Yes–Facility has determined whether its used antifreeze is hazardous by testing or by process knowledge. √
No–Facility has not determined whether its used antifreeze is hazardous or not.
N.A.–Facility does not generate used antifreeze.
Does the facility reclaim used antifreeze on-site in a closed loop system?
To avoid having to manage and dispose of used antifreeze as a hazardous waste, a facility can reclaim used antifreeze in a closed loop system that connects directly to the radiator, filters the antifreeze, and returns it directly back into the vehicle. EPA does not consider such reclaimed material to be a solid waste. Thus, even though the antifreeze may be hazardous, it is not a hazardous waste because the antifreeze is returned to its original use as a coolant.
Non-closed systems are available that connect to a used antifreeze storage drum. However, because these are not closed loop systems, the antifreeze in the drum may be considered a hazardous waste and must be stored according to the hazardous waste regulations.
Yes–Facility reclaims used antifreeze in a “closed loop” system. √
No–Facility does not reclaim used antifreeze in a “closed loop” system.

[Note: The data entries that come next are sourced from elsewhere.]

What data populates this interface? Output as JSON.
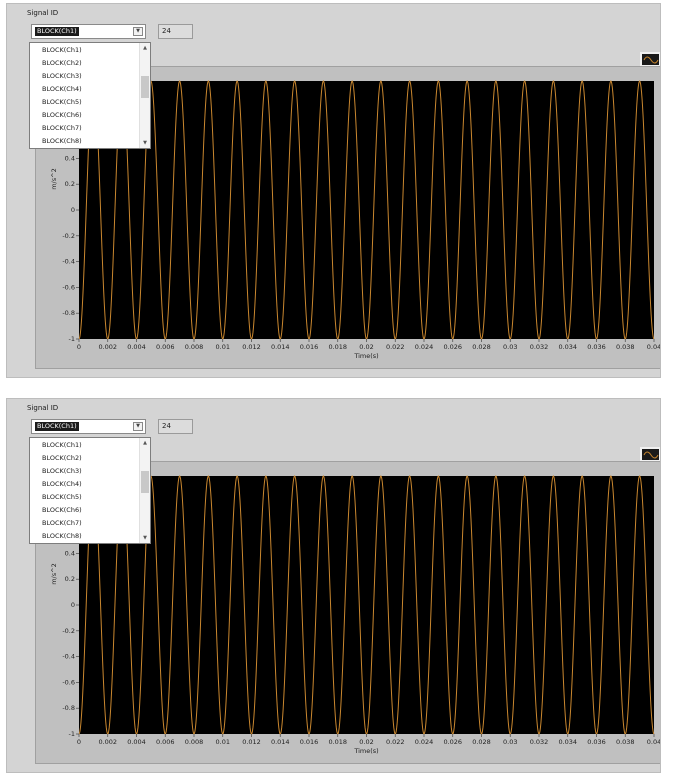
{
  "panels": [
    {
      "signal_label": "Signal ID",
      "selected": "BLOCK(Ch1)",
      "count": "24",
      "dropdown_items": [
        "BLOCK(Ch1)",
        "BLOCK(Ch2)",
        "BLOCK(Ch3)",
        "BLOCK(Ch4)",
        "BLOCK(Ch5)",
        "BLOCK(Ch6)",
        "BLOCK(Ch7)",
        "BLOCK(Ch8)"
      ]
    },
    {
      "signal_label": "Signal ID",
      "selected": "BLOCK(Ch1)",
      "count": "24",
      "dropdown_items": [
        "BLOCK(Ch1)",
        "BLOCK(Ch2)",
        "BLOCK(Ch3)",
        "BLOCK(Ch4)",
        "BLOCK(Ch5)",
        "BLOCK(Ch6)",
        "BLOCK(Ch7)",
        "BLOCK(Ch8)"
      ]
    }
  ],
  "chart_data": {
    "type": "line",
    "xlabel": "Time(s)",
    "ylabel": "m/s^2",
    "xlim": [
      0,
      0.04
    ],
    "ylim": [
      -1,
      1
    ],
    "x_ticks": [
      "0",
      "0.002",
      "0.004",
      "0.006",
      "0.008",
      "0.01",
      "0.012",
      "0.014",
      "0.016",
      "0.018",
      "0.02",
      "0.022",
      "0.024",
      "0.026",
      "0.028",
      "0.03",
      "0.032",
      "0.034",
      "0.036",
      "0.038",
      "0.04"
    ],
    "y_ticks": [
      "0.4",
      "0.2",
      "0",
      "-0.2",
      "-0.4",
      "-0.6",
      "-0.8",
      "-1"
    ],
    "series": [
      {
        "frequency_hz": 500,
        "amplitude": 1,
        "phase_deg": -90,
        "color": "#c9872f"
      }
    ],
    "background": "#000000",
    "grid": false
  }
}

N.A.–Facility does not generate used antifreeze.If not reclaimed in a closed loop system, how does the facility manage the antifreeze?
Antifreeze that is determined not to be a hazardous waste is not counted towards the monthly hazardous waste count. Antifreeze that is hazardous must be managed according to the hazardous waste regulations.
- Recycled on-site–Facility manages used antifreeze accordingly, depending on whether the antifreeze is determined to be a solid waste or hazardous waste. √
- Recycled off-site–Facility sends used antifreeze off-site for recycling. √
- Landfill–Facility disposes used antifreeze at a landfill. Many landfills accept antifreeze as a separate waste. This does not mean antifreeze deposited in the dumpster with other shop waste.
- Mixed with other fluids–Facility mixes used antifreeze with used oil, solvents or other fluids.
- UIC Well–Facility discharges used antifreeze into an underground injection control (UIC) well. The facility should immediately stop this method of disposal!